The origin of Minor Threat is said to be traced back to the first time the Bad Brains came to Washington D.C. It is said that "they changed the face of music overnight", and under the mesmerizing energy of the Bad Brains, the Teen Idles were formed. Once the Teen Idles broke up, Minor Threat was formed with Ian MacKaye and Jeff Nelson who were the bassist and drummer (respectively) in the Teen Idles. Once they recruited guitarist Lyle Preslar and bassist Brian Baker, they just exploded. Then, they released the Minor Threat EP
in June, 1981. No one could believe what they were hearing. The most explosive, aggressive release of it's time came from four teenagers from Washington D.C., who had just been hit by that massive wave known as punk. Minor Threat was (and is) without a doubt one of the best bands of the hardcore breed.
The Minor Threat EP
is a pure TNT bomb of simple riffs, alarmingly aggressive vocals, and sheer speed. At the time, it was one of the craziest, quickest, and most aggressive records of it's time, but these days, people wouldn't say those things about it. Ian MacKaye's lyrics on the EP are inspiring, and deal with such topics as religion, drugs, racism and, of course, the "Straight Edge" movement. The "Straight Edge" movement is named after the song "Straight Edge", which is the first song that put forth this lifestyle choice. The lifestyle consists of refraining from promiscuous sex, drugs, and alcohol completely. It has also been further taken into refraining from prescription drugs, caffeine and/or consumption of meat or animal produce altogether. MacKaye's lyrics are truly inspiring, and are more intelligent and sophisticated than the subjects that other bands put forth. MacKaye's vocals are violently yelled into the microphone, but at times, it is impossible to comprehend what the guy is saying (but keep in mind that Darby Crash was even worse, so it doesn't really matter).

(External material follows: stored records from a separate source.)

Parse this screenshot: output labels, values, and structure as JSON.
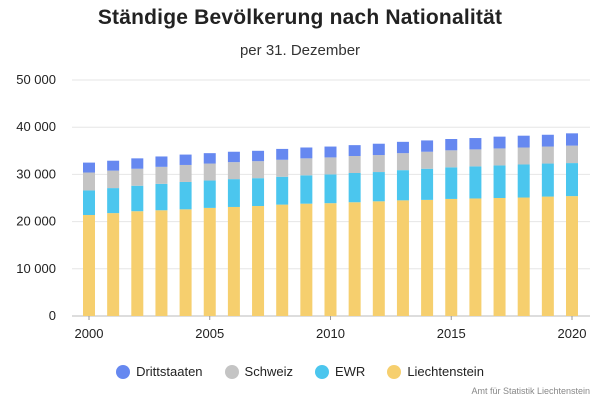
{
  "chart_data": {
    "type": "bar",
    "stacked": true,
    "title": "Ständige Bevölkerung nach Nationalität",
    "subtitle": "per 31. Dezember",
    "xlabel": "",
    "ylabel": "",
    "ylim": [
      0,
      50000
    ],
    "y_ticks": [
      "0",
      "10 000",
      "20 000",
      "30 000",
      "40 000",
      "50 000"
    ],
    "x_ticks": [
      "2000",
      "2005",
      "2010",
      "2015",
      "2020"
    ],
    "grid": true,
    "legend_position": "bottom",
    "categories": [
      2000,
      2001,
      2002,
      2003,
      2004,
      2005,
      2006,
      2007,
      2008,
      2009,
      2010,
      2011,
      2012,
      2013,
      2014,
      2015,
      2016,
      2017,
      2018,
      2019,
      2020
    ],
    "series": [
      {
        "name": "Liechtenstein",
        "color": "#f6cf6e",
        "values": [
          21400,
          21800,
          22200,
          22400,
          22600,
          22900,
          23100,
          23300,
          23600,
          23800,
          23900,
          24100,
          24300,
          24500,
          24600,
          24800,
          24900,
          25000,
          25100,
          25300,
          25400
        ]
      },
      {
        "name": "EWR",
        "color": "#4bc6ee",
        "values": [
          5200,
          5300,
          5400,
          5600,
          5800,
          5800,
          5900,
          5900,
          5900,
          6000,
          6100,
          6200,
          6200,
          6400,
          6600,
          6700,
          6800,
          6900,
          7000,
          7000,
          7000
        ]
      },
      {
        "name": "Schweiz",
        "color": "#c4c4c4",
        "values": [
          3800,
          3700,
          3600,
          3600,
          3600,
          3600,
          3600,
          3600,
          3600,
          3600,
          3600,
          3600,
          3600,
          3600,
          3600,
          3600,
          3600,
          3600,
          3600,
          3600,
          3700
        ]
      },
      {
        "name": "Drittstaaten",
        "color": "#6688f0",
        "values": [
          2100,
          2100,
          2200,
          2200,
          2200,
          2200,
          2200,
          2200,
          2300,
          2300,
          2300,
          2300,
          2400,
          2400,
          2400,
          2400,
          2400,
          2500,
          2500,
          2500,
          2600
        ]
      }
    ],
    "legend_order": [
      "Drittstaaten",
      "Schweiz",
      "EWR",
      "Liechtenstein"
    ]
  },
  "source": "Amt für Statistik Liechtenstein"
}
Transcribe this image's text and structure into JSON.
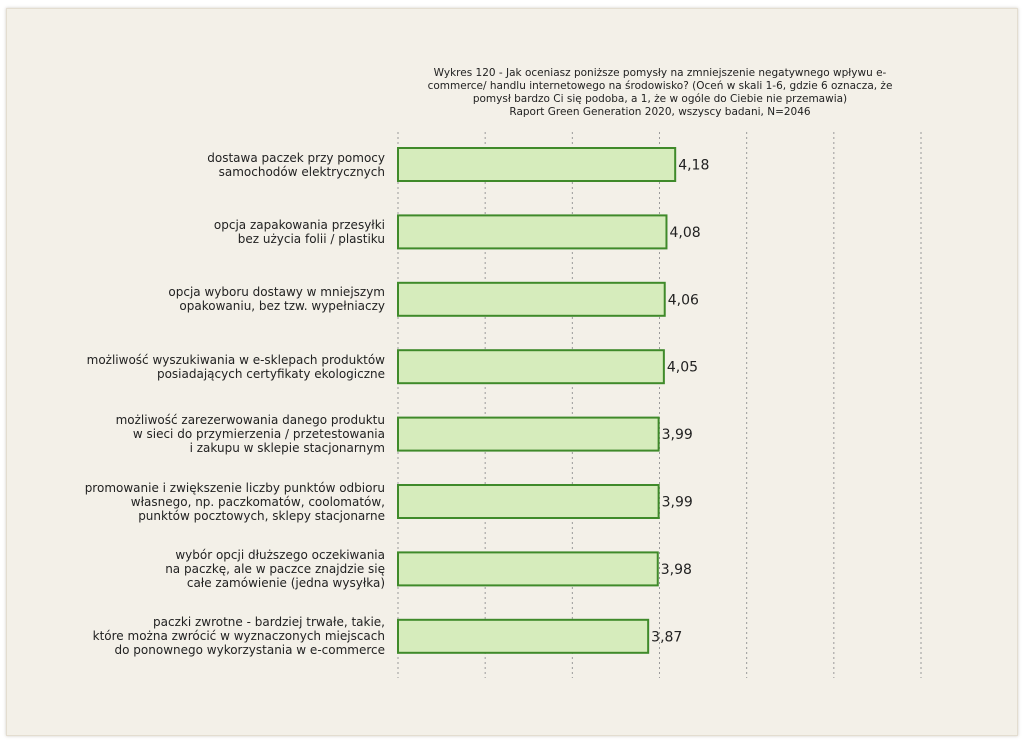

Guitar and bass is used similarly to most hardcore bands of the era; simple, repetitive riffs (with the occasional solo). However, the simplicity of the music does not seem to matter at all. The band can still blast out absolutely crazy tunes that just make you want to punch the person next to you. Even though the riffs are simple, they are effective, as demonstrated on the bass riff for "Seeing Red", or the main chord pattern on "Straight Edge". Jeff Nelson's drumming is just perfect, and the skill is shown is amazing if you listen carefully. Accompanied with MacKaye's vocals, the band is unstoppable.
The EP consists of really cool bass introductions on some songs ("I Don't Wanna Hear It", "Seeing Red") and simple, dirty thrash riffs that create these great, catchy guitar parts ("Straight Edge", "Minor Threat"). Choruses are memorable and meaningful ("Filler", "Screaming At A Wall"), and lyrics are madly yelled with the raw fury from the voice of MacKaye.
Subsequent releases demonstrate more musical development in the band, with higher quality production and a cleaner sound. But this is probably the best release out of their entire discography. The lyrics are iconic and clever, the guitars and bass are raging and catchy, and drums fit perfectly with everything that the rest of the band plays. This is one of the many hardcore releases that you simply must have. Don't let this one get by you!